District Attorney of Middlesex County, Massachusetts
- In office 1855–1872
- Preceded by: Charles R. Train
- Succeeded by: John B. Goodrich

Personal details
- Born: December 27, 1817 Haverhill, New Hampshire, U.S.
- Died: December 27, 1896 (aged 60) Boston, Massachusetts, U.S.
- Resting place: Lowell Cemetery Lowell, Massachusetts
- Party: Republican
- Spouse: Eloise La Barte (1844–1882; her death)
- Occupation: Lawyer

= Isaac S. Morse =

American lawyer and politician (1817–1896)

Isaac Stevens Morse (December 27, 1817 – December 27, 1896) was an American lawyer and politician who served as district attorney of Middlesex County, Massachusetts from 1855 to 1872.

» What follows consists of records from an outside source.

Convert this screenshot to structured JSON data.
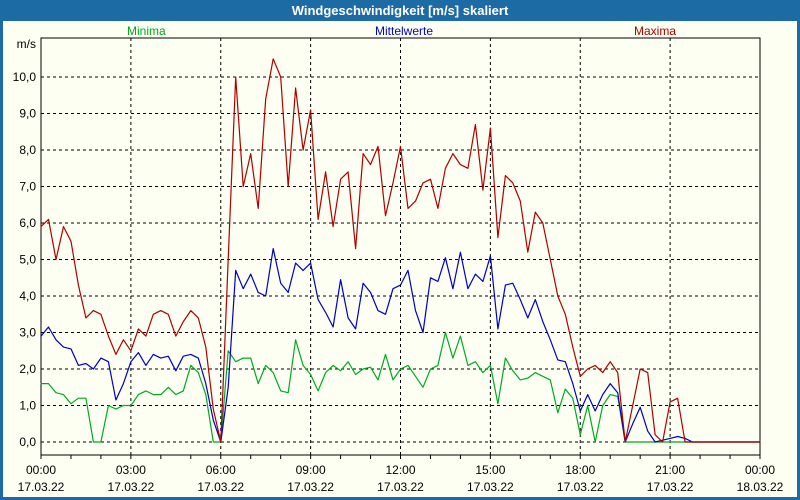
{
  "window": {
    "title": "Windgeschwindigkeit [m/s] skaliert"
  },
  "colors": {
    "title_bar": "#1d6ba4",
    "frame_border": "#1d6ba4",
    "background": "#fcfff2",
    "grid": "#000000",
    "axis_text": "#000000"
  },
  "chart_data": {
    "type": "line",
    "title": "Windgeschwindigkeit [m/s] skaliert",
    "ylabel": "m/s",
    "legend_position": "top",
    "grid": "black dashed; horizontal every 1 m/s, vertical every 3 h, hourly ticks on x-axis",
    "x_start_hour": 0,
    "x_end_hour": 24,
    "sample_interval_minutes": 15,
    "ylim": [
      -0.4,
      11.1
    ],
    "y_tick_labels": [
      "0,0",
      "1,0",
      "2,0",
      "3,0",
      "4,0",
      "5,0",
      "6,0",
      "7,0",
      "8,0",
      "9,0",
      "10,0"
    ],
    "x_ticks": [
      {
        "time": "00:00",
        "date": "17.03.22"
      },
      {
        "time": "03:00",
        "date": "17.03.22"
      },
      {
        "time": "06:00",
        "date": "17.03.22"
      },
      {
        "time": "09:00",
        "date": "17.03.22"
      },
      {
        "time": "12:00",
        "date": "17.03.22"
      },
      {
        "time": "15:00",
        "date": "17.03.22"
      },
      {
        "time": "18:00",
        "date": "17.03.22"
      },
      {
        "time": "21:00",
        "date": "17.03.22"
      },
      {
        "time": "00:00",
        "date": "18.03.22"
      }
    ],
    "series": [
      {
        "name": "Minima",
        "color": "#00aa22",
        "values": [
          1.6,
          1.6,
          1.35,
          1.3,
          1.05,
          1.2,
          1.2,
          0,
          0,
          1.0,
          0.9,
          1.0,
          1.0,
          1.3,
          1.4,
          1.3,
          1.3,
          1.5,
          1.3,
          1.4,
          2.1,
          1.9,
          1.3,
          0,
          0,
          2.5,
          2.2,
          2.3,
          2.3,
          1.6,
          2.1,
          1.9,
          1.4,
          1.35,
          2.8,
          2.1,
          1.85,
          1.4,
          1.9,
          2.1,
          1.95,
          2.2,
          1.85,
          2.0,
          2.05,
          1.7,
          2.4,
          1.7,
          2.0,
          2.1,
          1.8,
          1.5,
          2.0,
          2.1,
          3.0,
          2.3,
          2.9,
          2.1,
          2.2,
          1.9,
          2.1,
          1.05,
          2.3,
          1.95,
          1.7,
          1.75,
          1.9,
          1.8,
          1.7,
          0.8,
          1.45,
          1.2,
          0.2,
          1.0,
          0,
          1.0,
          1.3,
          1.25,
          0,
          0,
          0,
          0,
          0,
          0,
          0,
          0,
          0,
          0,
          0,
          0,
          0,
          0,
          0,
          0,
          0,
          0,
          0
        ]
      },
      {
        "name": "Mittelwerte",
        "color": "#0000c8",
        "values": [
          2.9,
          3.15,
          2.8,
          2.6,
          2.55,
          2.1,
          2.15,
          2.0,
          2.3,
          2.2,
          1.15,
          1.6,
          2.2,
          2.45,
          2.1,
          2.4,
          2.3,
          2.35,
          1.95,
          2.35,
          2.4,
          2.3,
          1.6,
          0.6,
          0,
          1.5,
          4.7,
          4.2,
          4.6,
          4.1,
          4.0,
          5.3,
          4.35,
          4.1,
          4.9,
          4.7,
          4.9,
          3.9,
          3.55,
          3.15,
          4.45,
          3.4,
          3.1,
          4.35,
          4.1,
          3.6,
          3.5,
          4.2,
          4.3,
          4.7,
          3.6,
          3.0,
          4.5,
          4.4,
          5.05,
          4.2,
          5.2,
          4.2,
          4.6,
          4.4,
          5.1,
          3.1,
          4.3,
          4.35,
          3.9,
          3.4,
          3.9,
          3.3,
          2.8,
          2.25,
          2.2,
          1.6,
          0.85,
          1.3,
          0.85,
          1.3,
          1.6,
          1.35,
          0,
          0.5,
          0.95,
          0.3,
          0,
          0.05,
          0.1,
          0.15,
          0.1,
          0,
          0,
          0,
          0,
          0,
          0,
          0,
          0,
          0,
          0
        ]
      },
      {
        "name": "Maxima",
        "color": "#b00000",
        "values": [
          5.9,
          6.1,
          5.0,
          5.9,
          5.5,
          4.3,
          3.4,
          3.6,
          3.5,
          2.9,
          2.4,
          2.8,
          2.5,
          3.1,
          2.9,
          3.5,
          3.6,
          3.5,
          2.9,
          3.3,
          3.6,
          3.4,
          2.6,
          0.9,
          0,
          5.0,
          10.0,
          7.0,
          7.9,
          6.4,
          9.4,
          10.5,
          10.0,
          7.0,
          9.7,
          8.0,
          9.1,
          6.1,
          7.4,
          5.9,
          7.2,
          7.4,
          5.3,
          7.9,
          7.6,
          8.1,
          6.2,
          7.1,
          8.1,
          6.4,
          6.6,
          7.1,
          7.2,
          6.4,
          7.5,
          7.9,
          7.6,
          7.5,
          8.7,
          6.9,
          8.6,
          5.6,
          7.3,
          7.1,
          6.6,
          5.2,
          6.3,
          6.0,
          5.0,
          4.0,
          3.5,
          2.6,
          1.8,
          2.0,
          2.1,
          1.9,
          2.2,
          1.9,
          0,
          1.0,
          2.0,
          1.9,
          0.2,
          0,
          1.1,
          1.2,
          0,
          0,
          0,
          0,
          0,
          0,
          0,
          0,
          0,
          0,
          0
        ]
      }
    ]
  }
}
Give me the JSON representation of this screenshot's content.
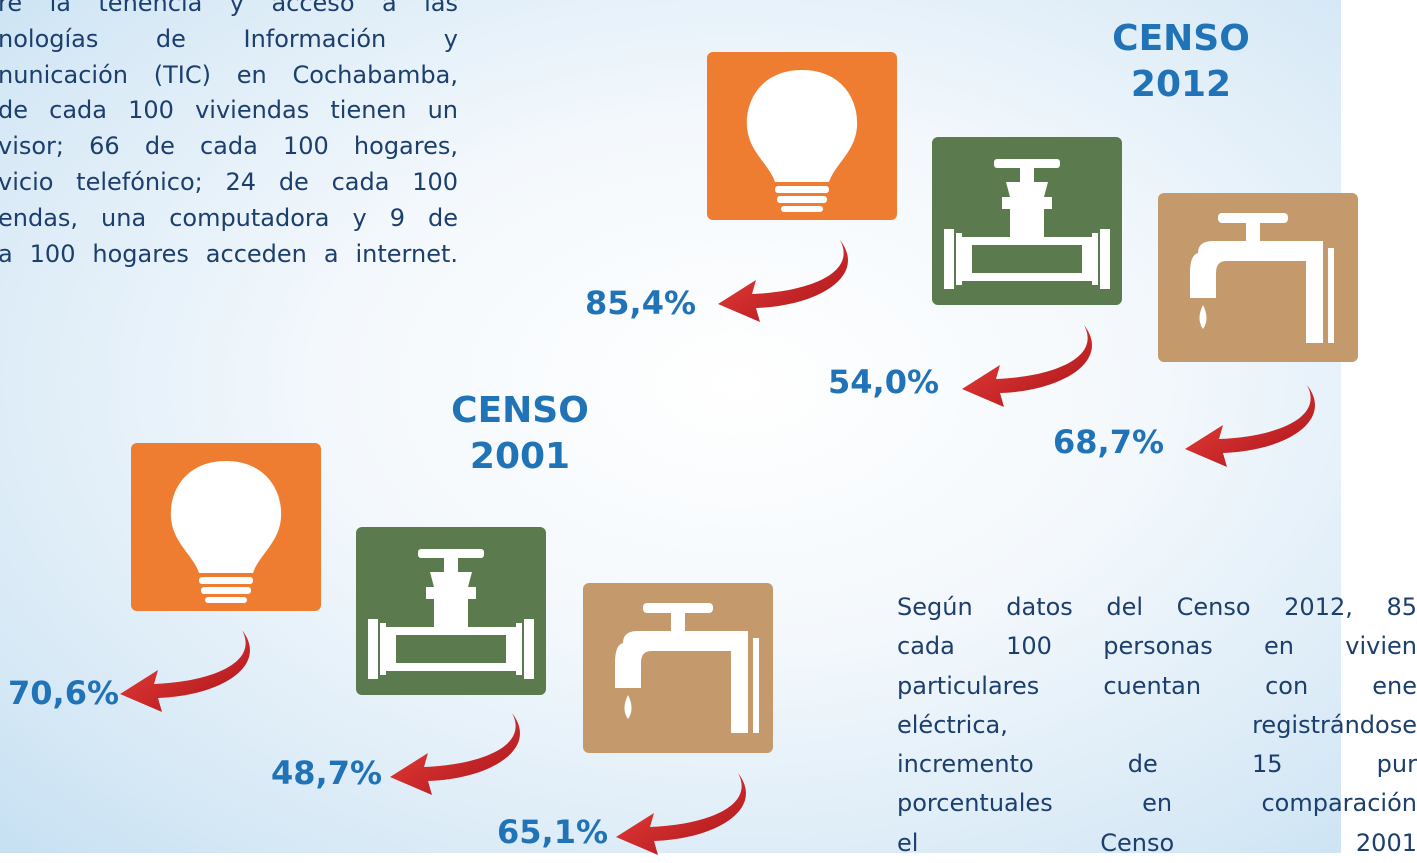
{
  "intro_text": [
    "re la tenencia y acceso a las",
    "nologías de Información y",
    "nunicación (TIC) en Cochabamba,",
    "de cada 100 viviendas tienen un",
    "visor; 66 de cada 100 hogares,",
    "vicio telefónico; 24 de cada 100",
    "endas, una computadora y 9 de",
    "a 100 hogares acceden a internet."
  ],
  "censuses": [
    {
      "title_lines": [
        "CENSO",
        "2012"
      ],
      "indicators": [
        "85,4%",
        "54,0%",
        "68,7%"
      ]
    },
    {
      "title_lines": [
        "CENSO",
        "2001"
      ],
      "indicators": [
        "70,6%",
        "48,7%",
        "65,1%"
      ]
    }
  ],
  "summary_text": [
    "Según datos del Censo 2012, 85",
    "cada 100 personas en vivien",
    "particulares cuentan con ene",
    "eléctrica, registrándose",
    "incremento de 15 pur",
    "porcentuales en comparación",
    "el Censo 2001"
  ]
}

==Early life and legal career==
Morse was born on December 27, 1817, in Haverhill, New Hampshire. His parents were Rev. Bryant and Susannah (Stevens) Morse. He studied law in the office of Elisha Fuller in Lowell, Massachusetts and at Harvard Law School and was admitted to the bar in on September 25, 1840. On September 25, 1844, he married Eloise La Barte in Groton, Massachusetts. Morse was a partner of the firm Morse & Lawrence with George P. Lawrence and from 1877 to 1881 was associated with Richard James McKelleget.

==Public office==
From 1850 to 1852, Morse was the city solicitor of Lowell, Massachusetts. From 1855 to 1872, he was the district attorney of Middlesex County. In 1866 he was a member of the Massachusetts House of Representatives. He was a member of the Cambridge, Massachusetts board of aldermen in 1873.

==Death==
Morse died on December 27, 1896, in Boston. He was buried in the family plot in the Lowell Cemetery.